An alcoholic drink can raise your blood pressure slightly, but if you drink too much, your blood pressure may rise dramatically. For people who drink alcohol on a daily or semi-daily basis, cutting back to recommended levels can lower blood pressure by about 4 mmHg. The AHA recommends that men drink no more than one or two drinks a day and women drink no more than one drink a day. One drink is defined as 12 oz beer, 4 oz of wine, 1.5 oz of 80-proof spirits, or 1 oz of 100-proof spirits.

9) Caffeine

Coffee, tea, and energy drinks often come with caffeine, which can cause your blood pressure to rise. For people with a healthy blood pressure, caffeine really isn’t an issue, but if you have hypertension, it’s recommended that you limit your caffeine intake and choose decaf or half-caff coffee or caffeine-free teas instead. For more information about caffeine and hypertension, see our blog post here.

10) High-fat foods

While high-fat foods may not directly raise your blood pressure, they can pose other problems, like raising your risk for high cholesterol and type 2 diabetes. The mixture of hypertension, diabetes, and high cholesterol can dramatically increase your risk for heart problems. To correct this issue, following a healthy diet—such as the DASH diet—can really be helpful.

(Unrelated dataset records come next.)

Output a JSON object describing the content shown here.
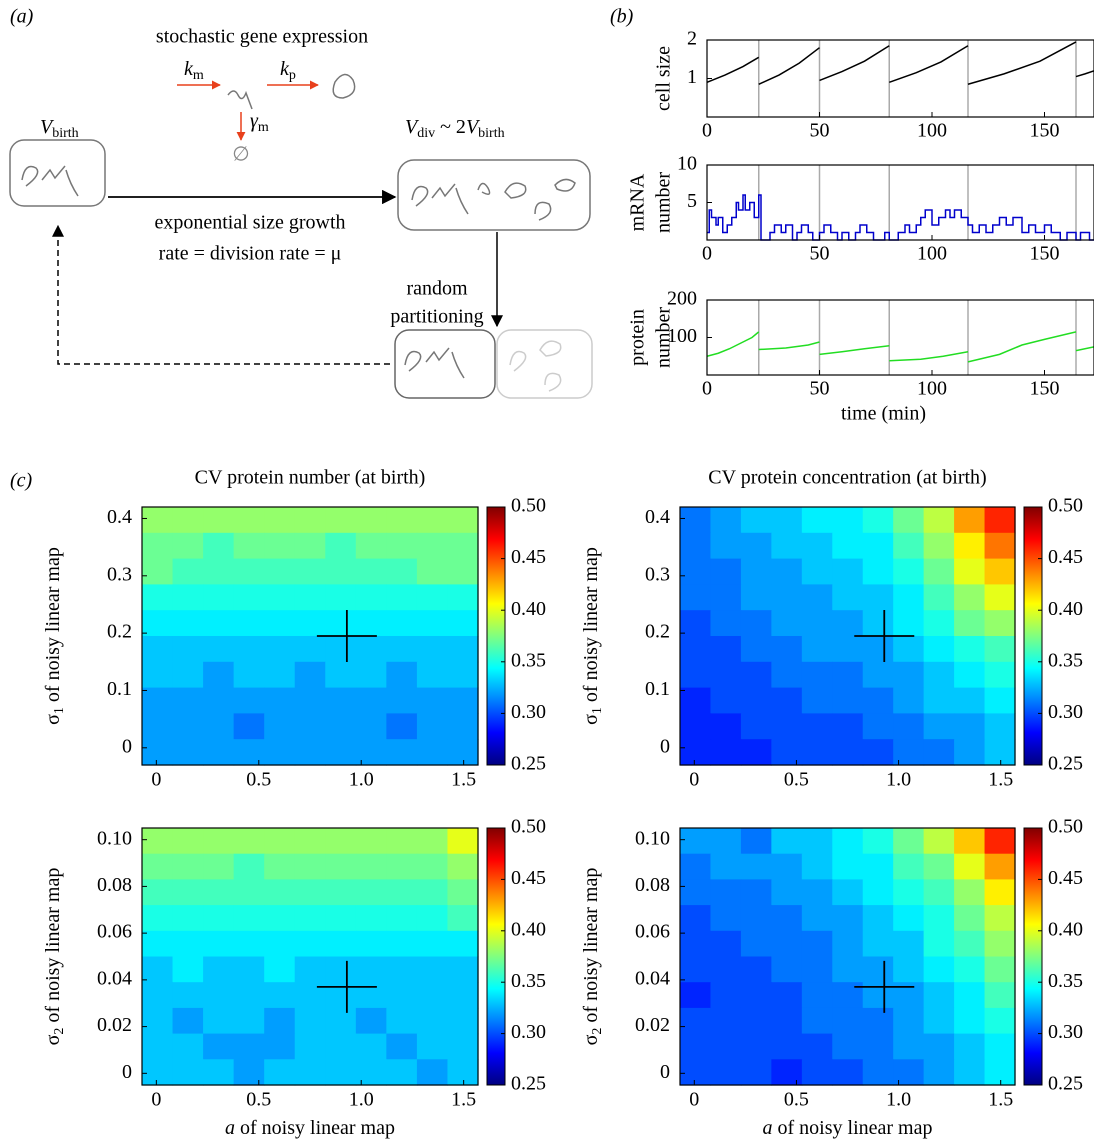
{
  "panel_labels": [
    "(a)",
    "(b)",
    "(c)"
  ],
  "diagram": {
    "title": "stochastic gene expression",
    "km": {
      "main": "k",
      "sub": "m"
    },
    "kp": {
      "main": "k",
      "sub": "p"
    },
    "gamma": {
      "main": "γ",
      "sub": "m"
    },
    "empty": "∅",
    "v_birth": {
      "main": "V",
      "sub": "birth"
    },
    "v_div": {
      "main": "V",
      "sub": "div",
      "mid": " ~ 2",
      "main2": "V",
      "sub2": "birth"
    },
    "growth": [
      "exponential size growth",
      "rate = division rate = μ"
    ],
    "partition": [
      "random",
      "partitioning"
    ]
  },
  "chart_data": [
    {
      "type": "line",
      "ylabel": [
        "cell size"
      ],
      "xlim": [
        0,
        172
      ],
      "ylim": [
        0,
        2
      ],
      "xticks": [
        0,
        50,
        100,
        150
      ],
      "yticks": [
        1,
        2
      ],
      "divisions": [
        23,
        50,
        81,
        116,
        164
      ],
      "division_color": "#aaaaaa",
      "step": false,
      "series": [
        {
          "color": "#000000",
          "x": [
            0,
            8,
            16,
            23,
            23,
            23,
            32,
            41,
            50,
            50,
            50,
            60,
            70,
            81,
            81,
            81,
            93,
            104,
            116,
            116,
            116,
            132,
            148,
            164,
            164,
            164,
            168,
            172
          ],
          "values": [
            0.9,
            1.09,
            1.31,
            1.55,
            null,
            0.85,
            1.09,
            1.4,
            1.8,
            null,
            0.95,
            1.18,
            1.45,
            1.85,
            null,
            0.9,
            1.15,
            1.43,
            1.85,
            null,
            0.85,
            1.12,
            1.45,
            1.95,
            null,
            1.05,
            1.12,
            1.2
          ]
        }
      ]
    },
    {
      "type": "line",
      "ylabel": [
        "mRNA",
        "number"
      ],
      "xlim": [
        0,
        172
      ],
      "ylim": [
        0,
        10
      ],
      "xticks": [
        0,
        50,
        100,
        150
      ],
      "yticks": [
        5,
        10
      ],
      "divisions": [
        23,
        50,
        81,
        116,
        164
      ],
      "division_color": "#aaaaaa",
      "step": true,
      "series": [
        {
          "color": "#0000cc",
          "x": [
            0,
            1,
            2,
            4,
            5,
            7,
            9,
            11,
            13,
            14,
            16,
            17,
            19,
            21,
            23,
            24,
            28,
            30,
            33,
            35,
            38,
            40,
            42,
            45,
            47,
            50,
            52,
            55,
            58,
            60,
            63,
            66,
            68,
            71,
            74,
            76,
            79,
            81,
            85,
            88,
            90,
            93,
            95,
            97,
            100,
            103,
            106,
            108,
            110,
            113,
            116,
            118,
            121,
            124,
            127,
            130,
            133,
            136,
            140,
            143,
            146,
            150,
            153,
            157,
            160,
            164,
            166,
            170
          ],
          "values": [
            1,
            4,
            3,
            2,
            3,
            1,
            2,
            3,
            5,
            4,
            6,
            4,
            5,
            3,
            6,
            0,
            1,
            2,
            1,
            2,
            0,
            1,
            2,
            1,
            0,
            1,
            2,
            1,
            0,
            1,
            0,
            1,
            2,
            1,
            0,
            0,
            1,
            0,
            1,
            2,
            1,
            2,
            3,
            4,
            2,
            3,
            4,
            3,
            4,
            3,
            2,
            1,
            2,
            1,
            2,
            3,
            2,
            3,
            1,
            2,
            1,
            2,
            1,
            0,
            1,
            0,
            1,
            0
          ]
        }
      ]
    },
    {
      "type": "line",
      "ylabel": [
        "protein",
        "number"
      ],
      "xlabel": "time (min)",
      "xlim": [
        0,
        172
      ],
      "ylim": [
        0,
        200
      ],
      "xticks": [
        0,
        50,
        100,
        150
      ],
      "yticks": [
        100,
        200
      ],
      "divisions": [
        23,
        50,
        81,
        116,
        164
      ],
      "division_color": "#aaaaaa",
      "step": false,
      "series": [
        {
          "color": "#22dd22",
          "x": [
            0,
            5,
            10,
            15,
            20,
            23,
            23,
            23,
            35,
            45,
            50,
            50,
            50,
            60,
            70,
            81,
            81,
            81,
            95,
            105,
            116,
            116,
            116,
            130,
            140,
            150,
            164,
            164,
            164,
            172
          ],
          "values": [
            50,
            58,
            70,
            85,
            100,
            115,
            null,
            68,
            72,
            80,
            88,
            null,
            55,
            62,
            70,
            78,
            null,
            38,
            42,
            50,
            62,
            null,
            35,
            55,
            80,
            95,
            115,
            null,
            65,
            75
          ]
        }
      ]
    },
    {
      "type": "heatmap",
      "title": "CV protein number (at birth)",
      "ylabel": {
        "symbol": "σ",
        "sub": "1",
        "text": " of noisy linear map"
      },
      "xlim": [
        -0.07,
        1.57
      ],
      "ylim": [
        -0.03,
        0.42
      ],
      "xticks": [
        0,
        0.5,
        {
          "value": 1,
          "label": "1.0"
        },
        1.5
      ],
      "yticks": [
        0,
        0.1,
        0.2,
        0.3,
        0.4
      ],
      "clim": [
        0.25,
        0.5
      ],
      "cticks": [
        {
          "value": 0.25,
          "label": "0.25"
        },
        {
          "value": 0.3,
          "label": "0.30"
        },
        {
          "value": 0.35,
          "label": "0.35"
        },
        {
          "value": 0.4,
          "label": "0.40"
        },
        {
          "value": 0.45,
          "label": "0.45"
        },
        {
          "value": 0.5,
          "label": "0.50"
        }
      ],
      "colormap": "jet",
      "marker": {
        "x": 0.93,
        "y": 0.195
      },
      "z": [
        [
          0.38,
          0.38,
          0.38,
          0.38,
          0.38,
          0.38,
          0.38,
          0.38,
          0.38,
          0.38,
          0.38
        ],
        [
          0.37,
          0.37,
          0.36,
          0.37,
          0.37,
          0.37,
          0.36,
          0.37,
          0.37,
          0.37,
          0.37
        ],
        [
          0.37,
          0.36,
          0.36,
          0.36,
          0.36,
          0.36,
          0.36,
          0.36,
          0.36,
          0.37,
          0.37
        ],
        [
          0.35,
          0.35,
          0.35,
          0.35,
          0.35,
          0.35,
          0.35,
          0.35,
          0.35,
          0.35,
          0.35
        ],
        [
          0.34,
          0.34,
          0.34,
          0.34,
          0.34,
          0.34,
          0.34,
          0.34,
          0.34,
          0.34,
          0.34
        ],
        [
          0.33,
          0.33,
          0.33,
          0.33,
          0.33,
          0.33,
          0.33,
          0.33,
          0.33,
          0.33,
          0.33
        ],
        [
          0.33,
          0.33,
          0.32,
          0.33,
          0.33,
          0.32,
          0.33,
          0.33,
          0.32,
          0.33,
          0.33
        ],
        [
          0.32,
          0.32,
          0.32,
          0.32,
          0.32,
          0.32,
          0.32,
          0.32,
          0.32,
          0.32,
          0.32
        ],
        [
          0.32,
          0.32,
          0.32,
          0.31,
          0.32,
          0.32,
          0.32,
          0.32,
          0.31,
          0.32,
          0.32
        ],
        [
          0.32,
          0.32,
          0.32,
          0.32,
          0.32,
          0.32,
          0.32,
          0.32,
          0.32,
          0.32,
          0.32
        ]
      ]
    },
    {
      "type": "heatmap",
      "title": "CV protein concentration (at birth)",
      "ylabel": {
        "symbol": "σ",
        "sub": "1",
        "text": " of noisy linear map"
      },
      "xlim": [
        -0.07,
        1.57
      ],
      "ylim": [
        -0.03,
        0.42
      ],
      "xticks": [
        0,
        0.5,
        {
          "value": 1,
          "label": "1.0"
        },
        1.5
      ],
      "yticks": [
        0,
        0.1,
        0.2,
        0.3,
        0.4
      ],
      "clim": [
        0.25,
        0.5
      ],
      "cticks": [
        {
          "value": 0.25,
          "label": "0.25"
        },
        {
          "value": 0.3,
          "label": "0.30"
        },
        {
          "value": 0.35,
          "label": "0.35"
        },
        {
          "value": 0.4,
          "label": "0.40"
        },
        {
          "value": 0.45,
          "label": "0.45"
        },
        {
          "value": 0.5,
          "label": "0.50"
        }
      ],
      "colormap": "jet",
      "marker": {
        "x": 0.93,
        "y": 0.195
      },
      "z": [
        [
          0.31,
          0.32,
          0.33,
          0.33,
          0.34,
          0.34,
          0.35,
          0.37,
          0.39,
          0.43,
          0.46
        ],
        [
          0.31,
          0.32,
          0.32,
          0.33,
          0.33,
          0.34,
          0.34,
          0.36,
          0.38,
          0.41,
          0.44
        ],
        [
          0.31,
          0.31,
          0.32,
          0.32,
          0.33,
          0.33,
          0.34,
          0.35,
          0.37,
          0.4,
          0.42
        ],
        [
          0.31,
          0.31,
          0.32,
          0.32,
          0.32,
          0.33,
          0.33,
          0.34,
          0.36,
          0.38,
          0.4
        ],
        [
          0.3,
          0.31,
          0.31,
          0.32,
          0.32,
          0.32,
          0.33,
          0.34,
          0.35,
          0.37,
          0.38
        ],
        [
          0.3,
          0.3,
          0.31,
          0.31,
          0.32,
          0.32,
          0.32,
          0.33,
          0.34,
          0.35,
          0.36
        ],
        [
          0.3,
          0.3,
          0.3,
          0.31,
          0.31,
          0.31,
          0.32,
          0.32,
          0.33,
          0.34,
          0.35
        ],
        [
          0.29,
          0.3,
          0.3,
          0.3,
          0.31,
          0.31,
          0.31,
          0.32,
          0.33,
          0.33,
          0.34
        ],
        [
          0.29,
          0.29,
          0.3,
          0.3,
          0.3,
          0.3,
          0.31,
          0.31,
          0.32,
          0.32,
          0.33
        ],
        [
          0.29,
          0.29,
          0.29,
          0.3,
          0.3,
          0.3,
          0.3,
          0.31,
          0.31,
          0.32,
          0.33
        ]
      ]
    },
    {
      "type": "heatmap",
      "ylabel": {
        "symbol": "σ",
        "sub": "2",
        "text": " of noisy linear map"
      },
      "xlabel": {
        "symbol": "a",
        "text": " of noisy linear map"
      },
      "xlim": [
        -0.07,
        1.57
      ],
      "ylim": [
        -0.005,
        0.105
      ],
      "xticks": [
        0,
        0.5,
        {
          "value": 1,
          "label": "1.0"
        },
        1.5
      ],
      "yticks": [
        0,
        0.02,
        0.04,
        0.06,
        0.08,
        {
          "value": 0.1,
          "label": "0.10"
        }
      ],
      "clim": [
        0.25,
        0.5
      ],
      "cticks": [
        {
          "value": 0.25,
          "label": "0.25"
        },
        {
          "value": 0.3,
          "label": "0.30"
        },
        {
          "value": 0.35,
          "label": "0.35"
        },
        {
          "value": 0.4,
          "label": "0.40"
        },
        {
          "value": 0.45,
          "label": "0.45"
        },
        {
          "value": 0.5,
          "label": "0.50"
        }
      ],
      "colormap": "jet",
      "marker": {
        "x": 0.93,
        "y": 0.037
      },
      "z": [
        [
          0.38,
          0.38,
          0.38,
          0.38,
          0.38,
          0.38,
          0.38,
          0.38,
          0.38,
          0.38,
          0.4
        ],
        [
          0.37,
          0.37,
          0.37,
          0.36,
          0.37,
          0.37,
          0.37,
          0.37,
          0.37,
          0.37,
          0.38
        ],
        [
          0.36,
          0.36,
          0.36,
          0.36,
          0.36,
          0.36,
          0.36,
          0.36,
          0.36,
          0.36,
          0.37
        ],
        [
          0.35,
          0.35,
          0.35,
          0.35,
          0.35,
          0.35,
          0.35,
          0.35,
          0.35,
          0.35,
          0.36
        ],
        [
          0.34,
          0.34,
          0.34,
          0.34,
          0.34,
          0.34,
          0.34,
          0.34,
          0.34,
          0.34,
          0.34
        ],
        [
          0.33,
          0.34,
          0.33,
          0.33,
          0.34,
          0.33,
          0.33,
          0.33,
          0.33,
          0.33,
          0.33
        ],
        [
          0.33,
          0.33,
          0.33,
          0.33,
          0.33,
          0.33,
          0.33,
          0.33,
          0.33,
          0.33,
          0.33
        ],
        [
          0.33,
          0.32,
          0.33,
          0.33,
          0.32,
          0.33,
          0.33,
          0.32,
          0.33,
          0.33,
          0.33
        ],
        [
          0.33,
          0.33,
          0.32,
          0.32,
          0.32,
          0.33,
          0.33,
          0.33,
          0.32,
          0.33,
          0.33
        ],
        [
          0.33,
          0.33,
          0.33,
          0.32,
          0.33,
          0.33,
          0.33,
          0.33,
          0.33,
          0.32,
          0.33
        ]
      ]
    },
    {
      "type": "heatmap",
      "ylabel": {
        "symbol": "σ",
        "sub": "2",
        "text": " of noisy linear map"
      },
      "xlabel": {
        "symbol": "a",
        "text": " of noisy linear map"
      },
      "xlim": [
        -0.07,
        1.57
      ],
      "ylim": [
        -0.005,
        0.105
      ],
      "xticks": [
        0,
        0.5,
        {
          "value": 1,
          "label": "1.0"
        },
        1.5
      ],
      "yticks": [
        0,
        0.02,
        0.04,
        0.06,
        0.08,
        {
          "value": 0.1,
          "label": "0.10"
        }
      ],
      "clim": [
        0.25,
        0.5
      ],
      "cticks": [
        {
          "value": 0.25,
          "label": "0.25"
        },
        {
          "value": 0.3,
          "label": "0.30"
        },
        {
          "value": 0.35,
          "label": "0.35"
        },
        {
          "value": 0.4,
          "label": "0.40"
        },
        {
          "value": 0.45,
          "label": "0.45"
        },
        {
          "value": 0.5,
          "label": "0.50"
        }
      ],
      "colormap": "jet",
      "marker": {
        "x": 0.93,
        "y": 0.037
      },
      "z": [
        [
          0.32,
          0.32,
          0.31,
          0.33,
          0.33,
          0.34,
          0.35,
          0.37,
          0.39,
          0.42,
          0.46
        ],
        [
          0.31,
          0.32,
          0.32,
          0.32,
          0.33,
          0.34,
          0.34,
          0.36,
          0.37,
          0.4,
          0.43
        ],
        [
          0.31,
          0.31,
          0.31,
          0.32,
          0.32,
          0.33,
          0.34,
          0.35,
          0.36,
          0.38,
          0.41
        ],
        [
          0.3,
          0.31,
          0.31,
          0.31,
          0.32,
          0.32,
          0.33,
          0.34,
          0.35,
          0.37,
          0.39
        ],
        [
          0.3,
          0.3,
          0.31,
          0.31,
          0.31,
          0.32,
          0.33,
          0.33,
          0.35,
          0.36,
          0.38
        ],
        [
          0.3,
          0.3,
          0.3,
          0.31,
          0.31,
          0.32,
          0.32,
          0.33,
          0.34,
          0.35,
          0.37
        ],
        [
          0.29,
          0.3,
          0.3,
          0.3,
          0.31,
          0.31,
          0.32,
          0.32,
          0.33,
          0.34,
          0.36
        ],
        [
          0.3,
          0.3,
          0.3,
          0.3,
          0.31,
          0.31,
          0.31,
          0.32,
          0.33,
          0.34,
          0.35
        ],
        [
          0.3,
          0.3,
          0.3,
          0.3,
          0.3,
          0.31,
          0.31,
          0.32,
          0.32,
          0.33,
          0.34
        ],
        [
          0.3,
          0.3,
          0.3,
          0.29,
          0.3,
          0.3,
          0.31,
          0.31,
          0.32,
          0.33,
          0.34
        ]
      ]
    }
  ]
}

As you can see, many foods and drinks can increase your blood pressure, oftentimes through hidden salt. It’s easy to consume a lot of salt without being aware of it, so make sure to check nutrition labels when you can. Limiting your intake of salt (maximum daily limit of 1500 mg), alcohol, caffeine, and fats is really important if you have hypertension. If this is a challenge for you, talk to your healthcare provider about referring you to a nutritionist who can help you explore healthy options and cooking tips.